Tupelo

tupeloTupelo (American White Wood)

Other Names:
Water Tupelo

Uses:
Tupelo is cut principally as lumber for shipping containers, furniture, Cigar or tobacco boxes, pallets, crates, baskets, and floors and platforms that are subject to heavy wear. . It is also used in railway ties and as pulp.

Availability:                                                                                        4%of the total supply of all kinds in southern States.

Description:
Heartwood is light brownish-gray and merges gradually into the lighter colored sapwood, which is generally several inches wide.

Range:
Tupelo grows principally in the coastal regions of the Southeastern U.S. and along the lower Mississippi Valley. About two-thirds of the production of tupelo lumber is from the Southern states. Slightly more than half of this timber is in North Carolina,  Georgia and Louisiana.

Physical Properties:
The wood has fine, uniform texture and interlocking grain. Tupelo wood is rated as moderately heavy (35lbs./cu.ft.), moderately hard and stiff, and moderately high in shock resistance. It has a long fiber for a hardwood, averaging 2.0 mm in length. Because of interlocked grain, tupelo lumber requires slow process in drying.
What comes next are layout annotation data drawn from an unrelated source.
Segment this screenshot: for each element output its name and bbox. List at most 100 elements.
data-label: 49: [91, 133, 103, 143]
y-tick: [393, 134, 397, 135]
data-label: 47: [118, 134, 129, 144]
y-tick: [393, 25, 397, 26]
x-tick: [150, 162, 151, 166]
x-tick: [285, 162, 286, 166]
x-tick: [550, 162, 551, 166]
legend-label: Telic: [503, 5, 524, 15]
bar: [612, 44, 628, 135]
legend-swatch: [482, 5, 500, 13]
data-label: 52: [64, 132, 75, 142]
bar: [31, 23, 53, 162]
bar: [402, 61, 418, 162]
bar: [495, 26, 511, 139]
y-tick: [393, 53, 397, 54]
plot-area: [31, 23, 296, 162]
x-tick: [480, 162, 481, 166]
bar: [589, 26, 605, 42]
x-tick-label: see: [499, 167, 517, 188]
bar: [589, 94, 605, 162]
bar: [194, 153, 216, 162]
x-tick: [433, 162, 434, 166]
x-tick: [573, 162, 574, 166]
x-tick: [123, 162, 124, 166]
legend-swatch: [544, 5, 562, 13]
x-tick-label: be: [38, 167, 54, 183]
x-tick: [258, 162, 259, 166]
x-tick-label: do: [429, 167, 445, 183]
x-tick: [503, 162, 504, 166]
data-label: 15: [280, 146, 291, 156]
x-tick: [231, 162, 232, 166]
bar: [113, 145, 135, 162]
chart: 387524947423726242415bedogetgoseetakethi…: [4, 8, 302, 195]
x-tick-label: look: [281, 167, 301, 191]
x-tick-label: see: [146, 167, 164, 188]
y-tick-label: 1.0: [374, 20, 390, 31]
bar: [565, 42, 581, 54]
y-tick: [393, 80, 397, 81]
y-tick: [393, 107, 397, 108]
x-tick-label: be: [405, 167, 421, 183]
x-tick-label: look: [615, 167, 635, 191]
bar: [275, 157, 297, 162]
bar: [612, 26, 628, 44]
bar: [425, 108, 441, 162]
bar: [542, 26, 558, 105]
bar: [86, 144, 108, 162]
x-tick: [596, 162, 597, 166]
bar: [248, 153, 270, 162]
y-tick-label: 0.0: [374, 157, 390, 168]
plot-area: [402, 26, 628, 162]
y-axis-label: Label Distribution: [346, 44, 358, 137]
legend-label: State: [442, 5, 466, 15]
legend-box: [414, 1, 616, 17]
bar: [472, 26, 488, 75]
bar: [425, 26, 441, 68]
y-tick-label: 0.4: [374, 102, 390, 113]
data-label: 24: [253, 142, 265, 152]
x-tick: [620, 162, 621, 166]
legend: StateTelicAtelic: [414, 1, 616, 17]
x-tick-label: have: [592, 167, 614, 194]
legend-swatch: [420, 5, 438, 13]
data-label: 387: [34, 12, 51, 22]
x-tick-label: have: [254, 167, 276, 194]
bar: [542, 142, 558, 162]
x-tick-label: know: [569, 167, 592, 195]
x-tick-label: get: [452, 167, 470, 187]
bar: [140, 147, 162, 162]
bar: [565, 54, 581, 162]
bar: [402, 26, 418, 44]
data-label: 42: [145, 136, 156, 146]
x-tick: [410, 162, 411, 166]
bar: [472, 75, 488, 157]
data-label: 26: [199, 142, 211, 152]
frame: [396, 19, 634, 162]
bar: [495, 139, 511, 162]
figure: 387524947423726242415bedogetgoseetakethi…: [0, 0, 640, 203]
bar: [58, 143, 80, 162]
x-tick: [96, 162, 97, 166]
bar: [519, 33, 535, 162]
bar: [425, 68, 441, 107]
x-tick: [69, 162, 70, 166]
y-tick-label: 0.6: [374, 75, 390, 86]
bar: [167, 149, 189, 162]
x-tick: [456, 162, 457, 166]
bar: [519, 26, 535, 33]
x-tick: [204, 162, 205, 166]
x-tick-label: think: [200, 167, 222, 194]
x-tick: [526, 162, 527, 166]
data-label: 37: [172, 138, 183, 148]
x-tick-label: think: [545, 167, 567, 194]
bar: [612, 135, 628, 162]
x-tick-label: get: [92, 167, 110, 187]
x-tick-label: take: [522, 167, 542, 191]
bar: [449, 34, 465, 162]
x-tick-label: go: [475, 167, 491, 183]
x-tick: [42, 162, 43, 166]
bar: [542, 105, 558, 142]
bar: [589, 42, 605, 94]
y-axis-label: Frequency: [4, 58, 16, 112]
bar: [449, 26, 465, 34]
Specific Gravity: 0.48 (12% M.C.)                                                     Average Weight: 555 KG/CBM (12% M.C.)                                   Modulus of Elasticity: 11308 MPa                                                   Hardness: 3780 N

Working Properties: Machining: 75%                                                                          Nailing: 75%                                                                                  Screwing: 75%                                                                                              Gluing: 50%                                                                                          Finishing: 100%

Solution:
Sapwood is ideal substitute of Hard Maple, Soft Maple. Can be well furnished to Cherry finish so it’s widely used as substitute of Brazil White Wood and color-sorted American Yellow Poplar.